Partial performance and reduction of compensation

In addition to the over exaggeration of the damages suffered by the Employer, the courts may reduce the damages to be awarded pursuant to a liquidated damages clause if it is established that the Contractor has performed a substantial part of its obligations. This has also been confirmed by the jurisprudence of the Court of Cassation in Challenge No. 197 J.Y. 2006 wherein the court upheld an appealed judgment’s decision to reduce the damages awarded to the creditor where the debtor has partially fulfilled the obligation in question. In this instance, as it was established the Contractor had at the time performed 80% of its obligations (as further corroborated by expert evidence), the court exercised its powers under Article 226 to reduce the compensation from that agreed upon in the liquidated damages clause.
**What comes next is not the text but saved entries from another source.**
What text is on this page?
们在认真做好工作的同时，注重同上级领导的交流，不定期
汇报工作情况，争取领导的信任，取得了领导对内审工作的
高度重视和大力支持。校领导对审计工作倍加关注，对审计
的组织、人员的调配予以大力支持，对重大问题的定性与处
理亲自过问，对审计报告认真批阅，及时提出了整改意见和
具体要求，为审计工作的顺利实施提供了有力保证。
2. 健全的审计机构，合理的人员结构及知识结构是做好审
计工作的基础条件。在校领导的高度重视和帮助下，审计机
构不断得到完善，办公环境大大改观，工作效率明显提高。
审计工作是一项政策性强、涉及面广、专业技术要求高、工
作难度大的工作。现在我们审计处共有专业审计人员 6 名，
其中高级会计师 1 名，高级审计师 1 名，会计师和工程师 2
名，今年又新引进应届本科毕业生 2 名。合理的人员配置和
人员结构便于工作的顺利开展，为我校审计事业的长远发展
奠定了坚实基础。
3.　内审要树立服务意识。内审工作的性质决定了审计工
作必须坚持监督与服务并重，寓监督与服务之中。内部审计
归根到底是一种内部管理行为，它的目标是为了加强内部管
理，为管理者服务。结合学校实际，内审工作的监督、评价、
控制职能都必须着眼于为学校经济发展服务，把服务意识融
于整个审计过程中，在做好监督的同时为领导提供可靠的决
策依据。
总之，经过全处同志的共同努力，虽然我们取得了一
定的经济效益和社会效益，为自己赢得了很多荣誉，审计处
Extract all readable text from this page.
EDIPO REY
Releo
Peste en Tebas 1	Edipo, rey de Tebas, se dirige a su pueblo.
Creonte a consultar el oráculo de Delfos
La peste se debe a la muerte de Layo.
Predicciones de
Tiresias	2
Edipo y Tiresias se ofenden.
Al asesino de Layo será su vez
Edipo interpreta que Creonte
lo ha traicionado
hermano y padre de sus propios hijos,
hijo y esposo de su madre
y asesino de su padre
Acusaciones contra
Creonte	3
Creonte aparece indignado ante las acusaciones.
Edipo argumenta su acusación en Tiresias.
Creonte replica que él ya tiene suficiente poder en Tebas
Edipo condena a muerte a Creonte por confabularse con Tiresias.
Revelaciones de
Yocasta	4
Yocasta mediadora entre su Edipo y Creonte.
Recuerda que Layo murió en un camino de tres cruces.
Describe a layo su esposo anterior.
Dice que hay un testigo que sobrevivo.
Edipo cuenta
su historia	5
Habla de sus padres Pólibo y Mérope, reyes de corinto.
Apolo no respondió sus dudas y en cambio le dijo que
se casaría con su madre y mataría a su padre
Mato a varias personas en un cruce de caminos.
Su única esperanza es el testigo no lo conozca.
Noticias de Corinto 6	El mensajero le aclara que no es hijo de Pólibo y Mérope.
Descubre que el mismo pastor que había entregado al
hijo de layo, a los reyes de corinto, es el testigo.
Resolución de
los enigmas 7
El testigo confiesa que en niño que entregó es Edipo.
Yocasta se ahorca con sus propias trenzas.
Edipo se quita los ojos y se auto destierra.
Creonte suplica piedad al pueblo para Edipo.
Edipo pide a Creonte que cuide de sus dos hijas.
Termination of the contract

Finally, perhaps one of the key caveats to parties’ reliance on liquidated damages clauses stems from the termination of the project contract. When matters do not proceed as planned, certain projects are faced with an imminent threat of termination. When this contract is terminated and the Employer tries to claim damages under the liquidated damages clause, the courts do not implement the provisions agreed upon as the contract is legally no longer in existence. Accordingly, a claim for compensation would follow the rules of tortious liability, being a fault, harm and a causal link between the two. The Court of Cassation notably held under Challenge No. 576/577 J.Y. 2011 that “Where the obligation [to which the liquidated damages clause relates] is forfeited as a result of the recission of the contract, the assessment of compensatory damages does not occur in the light of such clause. When compensation is being claimed, the courts determine the same pursuant to the general rule that the creditor bears the burden of proving the occurrence and scale of harm suffered.” Accordingly, no rebuttable presumption of harm is applicable in these circumstances, and the Contractor may instead avoid liability by establishing that the delay was beyond the Contractor’s own control, whether this is due to force majeure, supervening events beyond the Contractor’s control, an act of a third party or the Employer’s own fault.

Concluding remarks

Liquidated damages clauses form a key part of negotiating commercial contracts between parties as well as construction contracts. Said clauses, however, are not a guaranteed right to receive compensation following a breach by the defaulting party, as when these clauses fall for the courts’ consideration, close scrutiny of the surrounding facts may entail that the aggrieved Employer does not receive the full liquidated damages as agreed between the parties. The main limitations to the reliance of said clauses are: (i) where the contract in question has been terminated (as the clause is no longer in effect), (ii) if the Employer has not suffered any harm (ie the Contractor refutes the presumption of harm suffered by the Employer), or (iii) if the assessment and award of damages based on this clause is exaggerated on the facts. However, where the contract is with a government body, the courts exercise little scrutiny as they are legally deemed to be “penalty clauses” under administrative or public works contracts as opposed to liquidated damages under regular civil contracts.